Ismet Kryeziu de l'Institut Démocratique du Kosovo a nommé cette semaine <x0Jestave shopping”, soulignant que cela n'a qu'un rapport avec les intérêts des politiciens et rien de plus. Selon lui, c'est un processus qui n'a rien à voir avec l'État ou les citoyens, mais c'est un jeu de but [...]
Ismet Kryeziu de l'Institut Démocratique du Kosovo a nommé cette semaine <x0Jestave shopping”, soulignant que cela n'a qu'un rapport avec les intérêts des politiciens et rien de plus. Selon lui, c'est un processus qui n'a rien à voir avec l'État ou les citoyens, mais c'est un jeu où le bénéfice personnel des groupes politiques est ciblé, Périscope.
Dans un billet, Kryeziu dit que depuis plus de cinq mois, les politiciens du Kosovo agissent sans un seul sens de responsabilité pour les dommages causés à l'État et aux citoyens.
Cette semaine, cependant, peut conduire à un changement, car le risque de distribution du Parlement peut avoir des conséquences directes, d'abord pour les poches des politiciens, puis peut-être même pour la carrière de certains d'entre eux.
Affichage complet :
Semaine du marché. Il ne s'agit pas de l'État ou de nous, mais de leurs intérêts.

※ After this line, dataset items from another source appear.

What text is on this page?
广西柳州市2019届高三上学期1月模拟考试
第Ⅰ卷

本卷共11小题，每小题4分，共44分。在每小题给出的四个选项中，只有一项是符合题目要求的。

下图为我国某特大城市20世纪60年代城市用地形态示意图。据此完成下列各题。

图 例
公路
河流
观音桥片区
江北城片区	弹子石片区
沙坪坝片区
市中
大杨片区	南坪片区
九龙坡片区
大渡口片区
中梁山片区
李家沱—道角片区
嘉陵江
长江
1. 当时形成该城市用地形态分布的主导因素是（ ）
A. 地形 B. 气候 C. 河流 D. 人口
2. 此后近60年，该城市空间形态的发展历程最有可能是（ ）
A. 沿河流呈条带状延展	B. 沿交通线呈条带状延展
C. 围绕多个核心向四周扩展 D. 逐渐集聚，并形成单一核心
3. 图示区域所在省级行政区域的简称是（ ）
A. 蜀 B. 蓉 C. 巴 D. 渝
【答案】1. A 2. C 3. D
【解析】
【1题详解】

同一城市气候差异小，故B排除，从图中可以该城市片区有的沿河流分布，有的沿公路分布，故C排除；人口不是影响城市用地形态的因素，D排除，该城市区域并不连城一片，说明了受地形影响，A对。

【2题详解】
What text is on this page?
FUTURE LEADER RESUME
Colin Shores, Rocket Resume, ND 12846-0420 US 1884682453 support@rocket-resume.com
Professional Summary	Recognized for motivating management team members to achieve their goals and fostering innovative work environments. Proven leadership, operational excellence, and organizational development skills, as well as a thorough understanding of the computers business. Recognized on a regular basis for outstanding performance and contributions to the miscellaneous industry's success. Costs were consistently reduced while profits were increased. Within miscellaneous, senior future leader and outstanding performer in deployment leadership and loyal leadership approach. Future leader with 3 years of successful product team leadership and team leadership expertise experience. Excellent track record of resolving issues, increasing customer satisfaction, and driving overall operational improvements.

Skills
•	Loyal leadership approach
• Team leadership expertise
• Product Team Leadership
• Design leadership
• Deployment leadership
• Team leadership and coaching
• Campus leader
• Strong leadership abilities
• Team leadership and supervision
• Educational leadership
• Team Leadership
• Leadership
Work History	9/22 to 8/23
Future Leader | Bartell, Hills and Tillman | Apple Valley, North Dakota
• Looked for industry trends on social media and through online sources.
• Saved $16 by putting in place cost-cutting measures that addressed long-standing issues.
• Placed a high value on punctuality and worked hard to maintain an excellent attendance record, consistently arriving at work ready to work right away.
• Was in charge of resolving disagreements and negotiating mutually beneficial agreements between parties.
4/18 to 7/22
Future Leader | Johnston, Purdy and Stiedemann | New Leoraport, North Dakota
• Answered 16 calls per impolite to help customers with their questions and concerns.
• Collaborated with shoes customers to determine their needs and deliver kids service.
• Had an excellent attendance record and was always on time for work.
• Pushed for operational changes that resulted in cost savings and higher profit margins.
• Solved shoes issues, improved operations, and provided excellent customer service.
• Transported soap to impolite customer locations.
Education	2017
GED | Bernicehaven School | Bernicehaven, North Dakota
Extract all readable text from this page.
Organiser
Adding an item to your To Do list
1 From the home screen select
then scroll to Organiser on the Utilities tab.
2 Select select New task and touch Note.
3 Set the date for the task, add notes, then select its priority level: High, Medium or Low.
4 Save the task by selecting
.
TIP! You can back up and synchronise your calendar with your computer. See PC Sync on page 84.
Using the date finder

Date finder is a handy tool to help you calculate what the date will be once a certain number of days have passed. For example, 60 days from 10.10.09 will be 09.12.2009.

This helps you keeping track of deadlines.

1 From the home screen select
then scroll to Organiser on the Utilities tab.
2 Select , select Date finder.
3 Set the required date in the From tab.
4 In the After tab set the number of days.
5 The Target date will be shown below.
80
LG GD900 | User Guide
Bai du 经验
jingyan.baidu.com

Depuis plus de cinq mois, puisqu ' ils n ' ont pas eu de conséquences personnelles, ils ne sont même pas devenus las des dommages causés à l ' État et aux citoyens. Mais cette semaine peut faire une différence ! ?
Avec le risque de distribuer l'Assemblée, les conséquences peuvent être directes d'abord pour leurs poches, puis peut-être pour la carrière politique de certains d'entre eux. Ou, même cette semaine, tout peut dépendre de leurs patrons qui ne ressentent pas les dommages à l'état de citoyens, et ne se soucient pas de leurs poches parce qu'ils sont assez profonds.
Toute cette semaine, qui sera couverte avec des phrases comme “au nom de l'État et des citoyens”, sera en fait une semaine juste pour les marchés personnels et de groupe serrés. Et si nous allons aux élections, les décisions seront encore prises pour les mêmes motifs : pour nous-mêmes et pour les groupes, pas pour les citoyens.
Combien décevant que la plupart de ce qu'on appelle les députés ne soient pas des représentants des citoyens, mais des nombres dans les calculs de patron.